Я развернулся и обнаружил, что лектор
валяется на дороге с простреленной головой, а Фома выбирается из
кустов с табельным пистолетом в руке. Последний из троицы
нарушителей запустил в него шаровой молнией размером с крупное
яблоко, но младший сержант каким-то очень уж небрежным хлопком
отбил её в сторону и скомандовал:
— Руки верх!
Сгусток энергии угодил в деревце и
разметал его ствол в щепки, а юнец-оператор неуверенно попятился к
подлеску, и тогда Фома предупредил:
— Стоять! Стрелять буду!
А я ничего говорить не стал, выдернул
из креплений ППС, оттянул ручку затвора и дал длинную очередь
поверх голов. Пацан мигом распластался на земле, и Фома упёрся в
его спину коленом, заломил руки за спину и защёлкнул на тонких
запястьях стальные браслеты наручников.
— Тимур ранен! — крикнул я, взяв на
прицел гадёныша, который и подстрелил нашего снайпера. Тот уже
перестал корчиться, но подняться на ноги покуда не пытался и лишь
подвывал и придерживал вывернутое под неестественным углом
плечо.
Младший сержант выругался и
крикнул:
— Тимур! Ты как?
— Жить буду, — сипло отозвался
снайпер, пытаясь зажать обильно кровоточившую рану в бедре.
Фома рывком за ворот заставил
задержанного подняться, подвёл его ко мне и вновь уложил лицом
вниз. Предупредил:
— Дёрнутся — стреляй по ногам, — а
сам отбежал к Тимуру.
Покалеченный мною паренёк понемногу
прекратил подвывать и едва уловимо напрягся.
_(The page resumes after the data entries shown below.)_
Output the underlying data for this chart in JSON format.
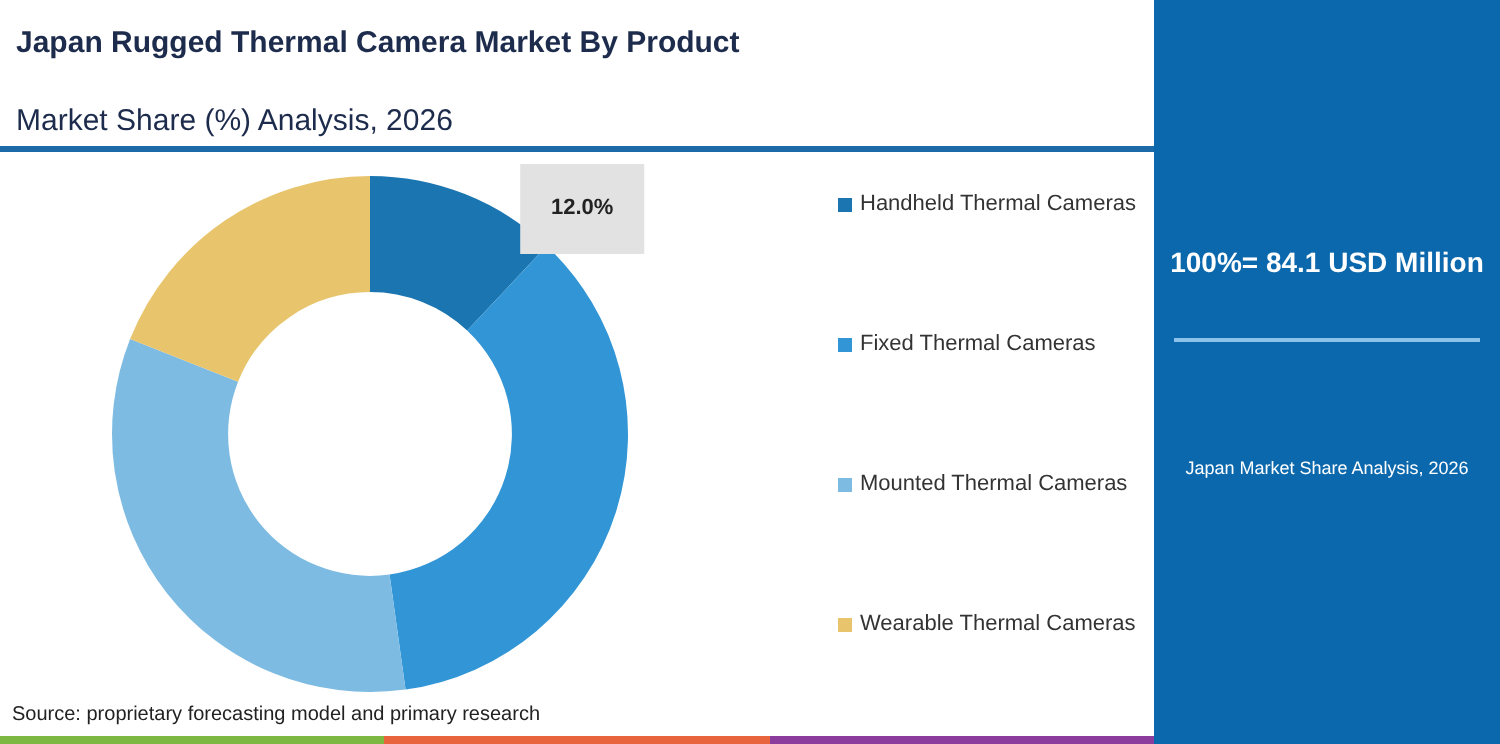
{
  "chart_data": {
    "type": "donut",
    "title": "Japan Rugged Thermal Camera Market By Product",
    "subtitle": "Market Share (%) Analysis, 2026",
    "categories": [
      "Handheld Thermal Cameras",
      "Fixed Thermal Cameras",
      "Mounted Thermal Cameras",
      "Wearable Thermal Cameras"
    ],
    "values": [
      12.0,
      35.8,
      33.2,
      19.0
    ],
    "colors": [
      "#1b75b0",
      "#3195d6",
      "#7dbbe2",
      "#e8c46c"
    ],
    "value_labels": [
      "12.0%",
      null,
      null,
      null
    ],
    "legend": "right",
    "annotations": [
      "100%= 84.1 USD Million",
      "Japan Market Share Analysis, 2026",
      "Source: proprietary forecasting model and primary research"
    ]
  }
}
Я понятия не имел,
оператор он или нет, поэтому среагировал предельно жёстко: пнул по
вывернутой руке, заставив нарушителя повалиться обратно на дорогу,
и прикрикнул:
— Лежать!
Но мог бы и не драть глотку: парень
потерял сознание от боли.
Что ж — нашим легче. Никаких
угрызений совести из-за чрезмерной жестокости я не испытывал.
Чрезмерная жестокость? О, господи ты
боже мой! Да он мне голову прострелить хотел! Вот это —
жестоко!
Фома тем временем ловко перебинтовал
плечо Тимура и занялся его ногой, но только распорол штанину и
сразу уточнил:
— Можешь диспетчеру наши координаты
передать?
— Уже, — сдавленно просипел раненый
снайпер. — Обещают прислать кого-нибудь…
Тогда младший сержант вытянул из
петель свой кожаный ремень и, сложив надвое, велел Тимуру закусить
его. После наложил руки на рану, и кровотечение замедлилось, но
замедлилось лишь на мгновение, а затем алым начало плескать куда
сильнее прежнего, в ритме лихорадочных ударов сердца. Завалившийся
на спину снайпер протяжно замычал, но ладно хоть ещё долго его
мучения не продлились: почти сразу в красную лужицу упал комочек
смявшегося при ударе о кость свинца, и Фома принялся затягивать
жгут. Закончил бинтовать и оглянулся на меня.